I am furious.

I am furious.  Absolutely furious.  Over a week ago, the Justice for Magdalenes organization issued a press release to all of the major newspapers and media in Ireland as well as to all members and parties of government (full press release is shown below).  We challenged the compartmentalised, two-tiered response by the Irish state towards institutional abuse that results in survivors of Ireland’s Magdalene Laundries, many of them children at the time, once again being ignored under the 2002 Redress Act.

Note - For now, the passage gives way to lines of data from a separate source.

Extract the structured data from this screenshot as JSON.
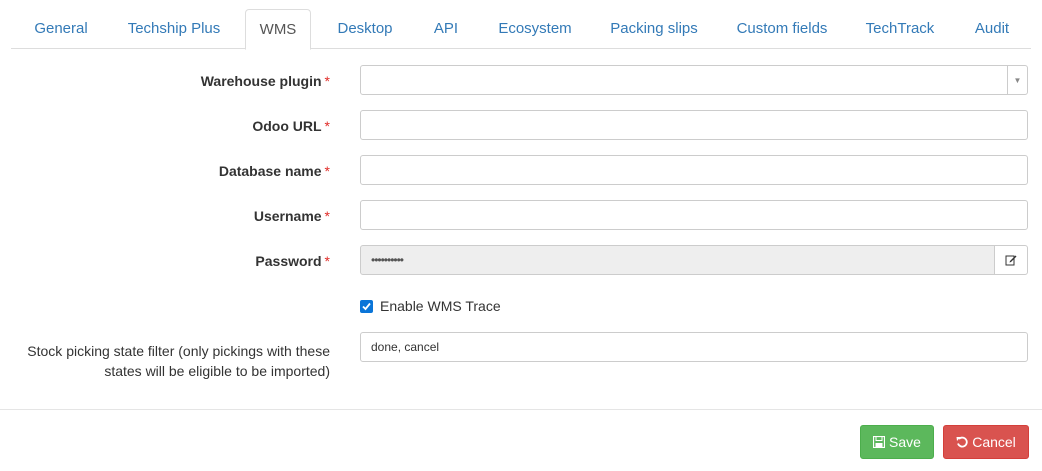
{
  "tabs": [
    {
      "label": "General"
    },
    {
      "label": "Techship Plus"
    },
    {
      "label": "WMS"
    },
    {
      "label": "Desktop"
    },
    {
      "label": "API"
    },
    {
      "label": "Ecosystem"
    },
    {
      "label": "Packing slips"
    },
    {
      "label": "Custom fields"
    },
    {
      "label": "TechTrack"
    },
    {
      "label": "Audit"
    }
  ],
  "active_tab": "WMS",
  "form": {
    "warehouse_plugin": {
      "label": "Warehouse plugin",
      "value": ""
    },
    "odoo_url": {
      "label": "Odoo URL",
      "value": ""
    },
    "database_name": {
      "label": "Database name",
      "value": ""
    },
    "username": {
      "label": "Username",
      "value": ""
    },
    "password": {
      "label": "Password",
      "value": "••••••••••"
    },
    "required_marker": "*",
    "enable_wms_trace": {
      "label": "Enable WMS Trace",
      "checked": true
    },
    "stock_filter": {
      "label_line1": "Stock picking state filter (only pickings with these",
      "label_line2": "states will be eligible to be imported)",
      "value": "done, cancel"
    }
  },
  "actions": {
    "save_label": "Save",
    "cancel_label": "Cancel"
  },
  "colors": {
    "link": "#337ab7",
    "required": "#e02b27",
    "save": "#5cb85c",
    "cancel": "#d9534f",
    "checkbox": "#0a75d8"
  },
  "icons": {
    "select": "chevron-down-icon",
    "password_edit": "edit-icon",
    "save": "save-icon",
    "cancel": "undo-icon"
  }
}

Specifically we asked that the Minister for Children investigate the plight of children (which we now have mounting evidence that some were as young as 11 years old) who were placed directly into Magdalene Laundries.  Their applications to the Residential Redress Board are routinely rejected because “the Applicant had not established that she was resident in an institution covered by the Act or any Order made thereunder.”

Not one media outlet or newspaper or government official responded or publicised the press release.  Not one.

For fourteen years, since the inception of the original Magdalene Memorial Committee (which morphed into Justice for Magdalenes in the late 1990’s), we have fought a Sisyphean battle to seek justice for the survivors of the Magdalene Laundries.  Yet it would appear the media (and perhaps the public) are more interested in viewing again and again the ‘exoticness’ of survivor trauma – the gut-wrenching stories of misery these women were subjected to, often far worse than prisons.  How much more does the public need to see or hear before they take action?

We challenge Irish society to stop clamouring for the tragic stories, watching and reading as if bystanders at a car wreck scene, and stand up for the abrogated rights of these women.  Take action and write your local TD.  Tell them you support the cause of justice for Magdalene survivors – a decent pension for the unpaid labour they performed, a public apology from all the religious orders responsible for their incarceration, an investigation of the illegally unreported deaths at High Park Convent and the equally illegally exhumed bodies moved from those grounds, and acknowledgement that the fabled land of ‘saints and scholars’ was complicit in not ‘cherishing children’ equally and treating women as something less than human.

 


Press Release:  29 July, 2009 

Justice for Magdalenes committee calls on Government to provide redress for Magdalene survivors

Justice for Magdalenes welcomes the publication of the Report of the Commission to Inquire into Child Abuse, 2009: Implementation Plan, and we look forward to witnessing the immediate implementation of the ninety-nine measures outlined therein.

However, we challenge the compartmentalised, two-tiered response by the Irish state towards institutional abuse that results in survivors of Ireland’s Magdalene Laundries, many of them children at the time, once again being ignored.

Specifically we ask that the Minister for Children investigate the plight of children (which we now have mounting evidence that some were as young as 11 years old) who were placed directly into Magdalene Laundries.  Their applications to the “Residential Redress Board” are routinely rejected because “the Applicant had not established that she was resident in an institution covered by the Act or any Order made thereunder.”

“The fact that these children were never committed to a residential institution (e.g., an industrial or reformatory school) is immaterial,” said Justice for Magdalenes spokesperson Mari Steed, whose mother was a Magdalene.  “The fact that a family member signed these children into the ‘care’ of the nuns does not obviate the state’s responsibility for their welfare. These children were and are citizens of the state and they deserved to be cherished.  Yet increasingly we’re discovering they were all but ‘invisibly’ moved between residential institutions and Magdalene Laundries, with little or no record maintained by the religious orders or Departments of Health, Education, Children or Justice,” she added.

Children’s Minister Barry Andrews in his remarks insisted that Irish people no longer show deference towards the Catholic Church. But the government maintains precisely the same deferent attitude towards the religious congregations that operated the nation’s Magdalene Laundries, i.e., the Good Shepherd Sisters, Sisters of Charity, Sisters of Our Lady of Charity of Refuge, and Mercy Sisters. No one has apologised.  No one held accountable. And the core issue is still liability and the State’s evasion of all financial responsibility for institutions they continue to view as “private” and “voluntary.”  This deference is also clear in the government’s dismissal of claims submitted by non-Catholic survivors of such institutions as the Bethany Home.  JFM demands that the Minister for Children introduce amending legislation whereby survivors of Ireland’s Magdalene Laundries, regardless of how they entered such institutions, are provided with redress and reparation for their abusive childhoods, the unpaid labour they performed and the abrogation of their civil and human rights.

Furthermore, JFM demands that the Minister for Justice introduce legislation for a distinct redress scheme for survivors of Ireland’s Magdalene Laundries as outlined by JFM and submitted to all politicians in Dáil Éireann on July 3 (copy attached).

[END]

Justice for Magdalenes seeks to promote and represent the interests of the Magdalene Women, to respectfully promote equality and seek justice for the women formerly incarcerated in Magdalene Laundries and to seek the establishment / improvements of support/advisory/re-integration services provided for survivors.